Antheil writes about his early piano experiences

In 1910 my mother unaccountably commenced giving me piano lessons herself, teaching me what little she had already learned. Why and however she came to do this I am totally at loss to say. Mother is the most unpredictable person in the world, still all over her actions have ever seemed to have a deep and unreasoned logic, fundamentally sound. In any case I now thrilled to the learning of how to read real printed notes, to do that thing which I had so desperately wanted to do when I was but three and a half years old. That, however, was now an eon away; I was now ten years old.

Mother nevertheless stipulated that under no conditions was I to practice more than one hour a day – a obviously a very difficult condition. I now practiced from seven to eight every evening. I would have stayed glued to the piano all day had my school work and my mother permitted me to do so. 

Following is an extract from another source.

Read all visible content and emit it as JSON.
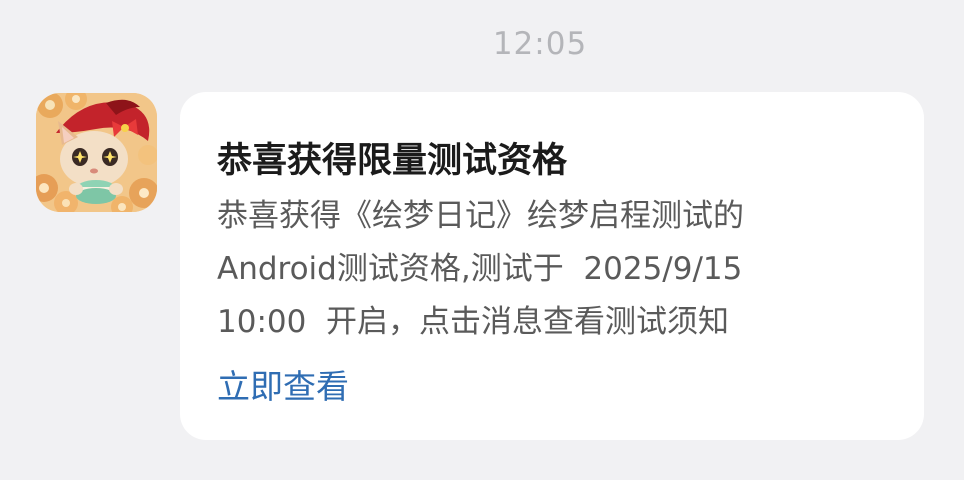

Antheil writes about working at the family shoe store in Trenton

One of my fellow shoe clerks, a very likeable young fellow with a bright cheery Jimmy Cagney manner, was later to become the most blood-curdling gangster of New Jersey….

I meanwhile, placidly worked in the shoestore, content with the idea that its slight income afforded me everything in life I wanted most. Whenever a young lady customer became too demanding and had me tear out half of our women’s stock for her, I would innocently bring out a pair of men’s hip boots and suggest that I try them on her. This would invariably so confuse her that I would soon thereafter be rid of her – without complaint to our management.

Around about this time the boys at school nicknamed me “Angel Face”. This was to remain my nickname until I eventually left Trenton.